By faith the people passed through the Red Sea as on dry land; but when the Egyptians tried to do so, they were drowned. By faith the walls of Jericho fell, after the people had marched around them for seven days. By faith the prostitute Rahab, because she welcomed the spies, was not killed with those who were disobedient. (Hebr. 11:29-31)
Who would walk between two walls of water several stories high with no visible barrier to prevent them from drowning at any given moment? And who would march around a city every day for a week just because they’d been told that the walls would fall down if they did? And why would a woman hide two enemy spies from her own people at the risk of her life? None of them had any experience to confirm the validity of their actions. As the writer defined it, faith is being sure of what we hope for and certain of what we do not see.
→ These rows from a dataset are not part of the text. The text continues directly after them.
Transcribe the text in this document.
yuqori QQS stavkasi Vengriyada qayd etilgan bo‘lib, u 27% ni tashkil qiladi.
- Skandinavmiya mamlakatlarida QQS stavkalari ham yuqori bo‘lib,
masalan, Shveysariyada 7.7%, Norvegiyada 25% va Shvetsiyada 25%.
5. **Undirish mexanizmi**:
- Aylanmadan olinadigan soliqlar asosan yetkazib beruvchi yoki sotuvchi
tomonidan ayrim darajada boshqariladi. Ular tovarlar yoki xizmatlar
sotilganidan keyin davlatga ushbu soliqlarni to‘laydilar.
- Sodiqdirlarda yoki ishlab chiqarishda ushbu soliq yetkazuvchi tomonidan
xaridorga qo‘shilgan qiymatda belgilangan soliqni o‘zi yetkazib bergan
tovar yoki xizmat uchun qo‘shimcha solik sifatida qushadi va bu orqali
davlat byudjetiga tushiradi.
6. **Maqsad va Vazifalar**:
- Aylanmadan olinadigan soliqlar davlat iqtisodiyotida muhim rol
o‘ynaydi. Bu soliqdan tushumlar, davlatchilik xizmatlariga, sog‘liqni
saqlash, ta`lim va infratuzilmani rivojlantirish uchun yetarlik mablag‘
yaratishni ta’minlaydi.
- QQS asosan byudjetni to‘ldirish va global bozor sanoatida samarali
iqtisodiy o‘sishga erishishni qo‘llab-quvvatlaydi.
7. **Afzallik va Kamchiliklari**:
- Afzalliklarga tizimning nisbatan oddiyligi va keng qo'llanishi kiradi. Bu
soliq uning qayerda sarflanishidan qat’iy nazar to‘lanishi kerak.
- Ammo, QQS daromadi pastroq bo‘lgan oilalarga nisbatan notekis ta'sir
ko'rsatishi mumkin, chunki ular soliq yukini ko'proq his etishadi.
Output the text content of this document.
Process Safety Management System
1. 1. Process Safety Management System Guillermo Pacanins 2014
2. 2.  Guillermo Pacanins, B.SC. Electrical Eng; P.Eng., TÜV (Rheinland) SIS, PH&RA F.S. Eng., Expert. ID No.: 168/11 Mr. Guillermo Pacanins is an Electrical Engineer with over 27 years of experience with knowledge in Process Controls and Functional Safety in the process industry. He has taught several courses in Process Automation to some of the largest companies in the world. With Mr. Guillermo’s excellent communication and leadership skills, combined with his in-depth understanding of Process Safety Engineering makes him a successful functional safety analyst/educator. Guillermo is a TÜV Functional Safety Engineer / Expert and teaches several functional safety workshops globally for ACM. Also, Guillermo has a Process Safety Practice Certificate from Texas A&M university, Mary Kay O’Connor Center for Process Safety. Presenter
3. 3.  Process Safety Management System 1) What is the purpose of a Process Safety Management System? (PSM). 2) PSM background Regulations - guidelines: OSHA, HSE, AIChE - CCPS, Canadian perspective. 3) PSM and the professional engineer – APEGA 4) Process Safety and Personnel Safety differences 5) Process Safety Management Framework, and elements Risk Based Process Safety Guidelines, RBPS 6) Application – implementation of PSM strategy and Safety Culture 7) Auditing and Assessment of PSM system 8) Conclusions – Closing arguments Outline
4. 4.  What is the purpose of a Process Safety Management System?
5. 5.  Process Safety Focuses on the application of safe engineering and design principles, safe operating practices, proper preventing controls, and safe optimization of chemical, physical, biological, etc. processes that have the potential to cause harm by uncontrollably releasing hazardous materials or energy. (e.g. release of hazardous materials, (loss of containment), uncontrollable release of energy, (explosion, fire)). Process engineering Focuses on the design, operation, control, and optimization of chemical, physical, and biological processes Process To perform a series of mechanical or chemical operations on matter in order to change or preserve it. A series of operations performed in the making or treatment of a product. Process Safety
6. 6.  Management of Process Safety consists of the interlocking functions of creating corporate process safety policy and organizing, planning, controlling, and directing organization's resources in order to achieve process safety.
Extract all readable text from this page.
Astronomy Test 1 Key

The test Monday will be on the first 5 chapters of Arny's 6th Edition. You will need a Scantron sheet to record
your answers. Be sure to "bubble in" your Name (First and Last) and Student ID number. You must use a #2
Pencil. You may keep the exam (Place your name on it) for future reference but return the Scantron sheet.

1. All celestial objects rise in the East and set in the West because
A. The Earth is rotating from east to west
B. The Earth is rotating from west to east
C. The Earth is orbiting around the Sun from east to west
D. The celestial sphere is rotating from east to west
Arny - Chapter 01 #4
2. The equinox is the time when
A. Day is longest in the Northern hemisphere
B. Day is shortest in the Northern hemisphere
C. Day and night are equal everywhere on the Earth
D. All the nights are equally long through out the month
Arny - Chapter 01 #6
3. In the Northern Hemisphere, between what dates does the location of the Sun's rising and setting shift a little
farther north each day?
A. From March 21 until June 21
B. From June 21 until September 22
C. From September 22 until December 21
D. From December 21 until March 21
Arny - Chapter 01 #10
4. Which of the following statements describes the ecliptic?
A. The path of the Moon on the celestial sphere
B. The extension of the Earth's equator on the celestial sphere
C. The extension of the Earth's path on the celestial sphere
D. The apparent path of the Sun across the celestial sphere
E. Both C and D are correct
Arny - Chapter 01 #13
And what more shall I say? I do not have time to tell about Gideon, Barak, Samson, Jephthah, David, Samuel and the prophets, who through faith conquered kingdoms, administered justice, and gained what was promised; who shut the mouths of lions (Daniel), quenched the fury of the flames (Shadrach, Meshach, and Abednego), and escaped the edge of the sword (Elisha); whose weakness was turned to strength; and who became powerful in battle and routed foreign armies (David). Women received back their dead, raised to life again(the widows of Zarepath and Nain, the Shunammite woman, the wife of Jairus). Others were tortured and refused to be released, so that they might gain a better resurrection. (martyrs of the Maccabean Revolt ) Some faced jeers and flogging, while still others were chained and put in prison (Jeremiah, Paul and Silas). They were stoned (Zechariah and Stephen); they were sawed in two(Isaiah); they were put to death by the sword. They went about in sheepskins and goatskins, destitute, persecuted and mistreated (John the Baptist)— the world was not worthy of them. They wandered in deserts and mountains, and in caves and holes in the ground.(Elijah) (Hebrews 11:32-38)
These were all commended for their faith, yet none of them received what had been promised. God had planned something better for us so that only together with us would they be made perfect. (Hebrews 11:39-40)
Paul wrote that the entire creation waits in eager expectation for the sons of God to be revealed. (Romans 8:19). None of God’s eternal promises will be fulfilled until we who have believed by faith are raptured and seated in the presence of our Lord. As much as we admire and even venerate these heroes of old, when the dust of rebellion has settled and the Kingdom is once again secure in the hands of its Creator, it’s the Church that will be held pre-imminent in all Creation, so that in the coming ages God might show the incomparable riches of His grace, expressed in His kindness to us in Christ Jesus (Ephes. 2:7).